The Pennsylvania Department of Transportation (PennDOT) is currently working on a $57 million road widening project in Washington County, Pa.
The contract calls for reconstruction, widening and safety improvements to the I-70/SR19 interchange in Washington, Pa. Besides the reconstruction and widening of 1.2 mi. (1.9 km) of interstate roadway, the project also includes new on- and off-ramps connecting I-70 with SR19; two I-70 mainline bridge rehabilitations; a full depth reconstruction of 0.5 mi. (.8 km) of SR19 (Murtland Ave) with its new diverging diamond traffic pattern; and the reconstruction and widening of the I-70 West to I-79 North ramp.

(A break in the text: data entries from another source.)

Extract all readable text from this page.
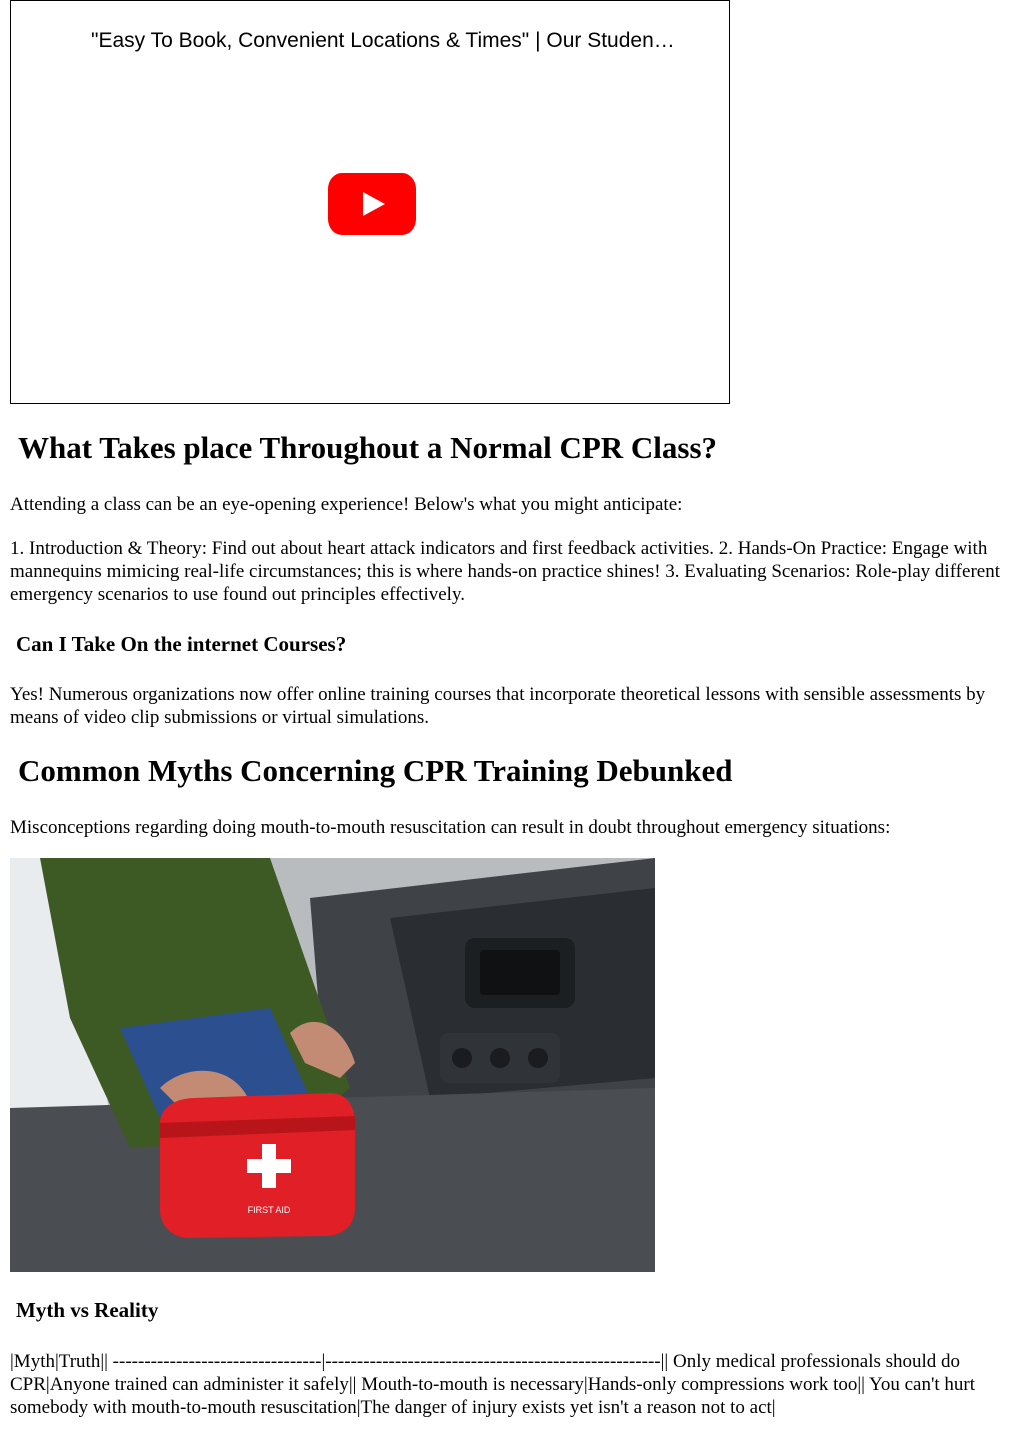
"Easy To Book, Convenient Locations & Times" | Our Studen…
What Takes place Throughout a Normal CPR Class?

Attending a class can be an eye-opening experience! Below's what you might anticipate:

1. Introduction & Theory: Find out about heart attack indicators and first feedback activities. 2. Hands-On Practice: Engage with mannequins mimicing real-life circumstances; this is where hands-on practice shines! 3. Evaluating Scenarios: Role-play different emergency scenarios to use found out principles effectively.

Can I Take On the internet Courses?

Yes! Numerous organizations now offer online training courses that incorporate theoretical lessons with sensible assessments by means of video clip submissions or virtual simulations.

Common Myths Concerning CPR Training Debunked

Misconceptions regarding doing mouth-to-mouth resuscitation can result in doubt throughout emergency situations:

FIRST AID
Myth vs Reality

|Myth|Truth|| ---------------------------------|-----------------------------------------------------|| Only medical professionals should do CPR|Anyone trained can administer it safely|| Mouth-to-mouth is necessary|Hands-only compressions work too|| You can't hurt somebody with mouth-to-mouth resuscitation|The danger of injury exists yet isn't a reason not to act|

The contract was awarded to Golden Triangle Construction Co. Inc., under the direction of Eric Klimas and Wido Sagerer.
“The biggest challenge from the contractor's standpoint was probably securing all necessary resources to meet the aggressive project schedule,” said Valerie Petersen of PennDOT. “In particular, the 2015 and 2016 seasons had a lot of work squeezed into a relatively short construction season [seven to eight months]. In 2015, all of I-70 Eastbound, all four I-70/Sr19 ramps, and the majority of SR19 [diverging diamond] had to be constructed. In 2016, I-70 Westbound and I-79 North ramps had to be built.”
Petersen noted that another challenge was the actual implementation of the diverging diamond pattern on Route 19.
“This work required thorough planning/coordination with all parties involved [PennDOT, traffic signal subcontractor, pavement marking subcontractor and multiple traffic crews from the prime contractor] beforehand so that the night of the actual traffic switch would go without any difficulties, which it did,” she said.
A challenge from the early stages of the project noted by Petersen involved finding a waste area in close proximity to the project and getting the permit for it approved in a timely manner.
“Fortunately, the project had only minor utility and ROW issues which did not result in any delays or extra costs,” she said. “Unforeseen field conditions leading to big change orders and/or delays have not played a big role, either.”
The Diverging Diamond Interchange is one of the unique aspects of the project. Another is that part of the existing concrete roadway was recycled to subbase material used under new pavement. Besides the cost savings, this also eliminated a large amount of waste, according to Petersen.
The entire project covers 1.2 mi. of interstate and 0.5 mi. of Route 19. It includes 300,000 cu. yds. (229,366.5 cu m) of earth moved; 220,000 tons (199,581 t) of aggregates used; 65,000 cu. yds. (49,696 cu m) of concrete poured; and 55,000 tons (49,895 t) of asphalt paved.
Major subcontractors on the job include Bruce & Merrilees, for temporary and permanent highway lighting including high mast lighting poles, ITS and temporary and permanent traffic signals; Strongstown's B&K, for temporary and permanent concrete barrier, permanent signs and sign structures; and The U Company, for seeding and guide rail.
Major equipment used includes the following: for earth moving, a Cat 336 and a Komatsu 360; for stone placement, a Cat D6K dozer and a Cat 12M grader; for concrete paving, a Gunnert & Zimmerman S600; for asphalt paving, a Cat AP655, a Cat AP1055, a Cat CB 54 roller, a Cat CB44 roller and a Cat CB22 roller.
According to PennDOT's website, I-70 was originally envisioned as the connecting route between north Washington and the Pennsylvania Turnpike in Monroeville. However, the Department of Highways later designated that route as I-79 and proposed the I-70 corridor take on a new alignment that would connect the West Virginia state line to the Maryland state line. The construction of the I-70 corridor as we know it today began in 1953, connecting Bentleyville and S.R. 481. Over the following 15 years, I-70 was built section by section and fully completed by 1968.
PennDOT District 12 is responsible for the design, construction and maintenance of I-70 from the West Virginia state line east to New Stanton, Pa. (exit 57). This stretch of I-70 connects with three other Pennsylvania Interstate routes: I-79, I-43 (PA Turnpike Extension) and I-76 (PA Turnpike Mainline) and West Virginia's I-70.
Some roadway and bridge sections of I-70 in southwestern Pennsylvania were constructed more than 55 years ago. As a result, PennDOT is frequently monitoring the conditions of the Interstate to identify priority rehabilitation and reconstruction needs to improve safety and better accommodate today's motor vehicles.
As funding is available, PennDOT's goal is to address the following: replace or rehabilitate existing deteriorating bridges (structurally deficient); upgrade existing interchange acceleration and deceleration ramps; improve the roadway geometry; replace bridges with less than 16 ft. 6 in. (5 m) under clearance; and improve interchange traffic flow.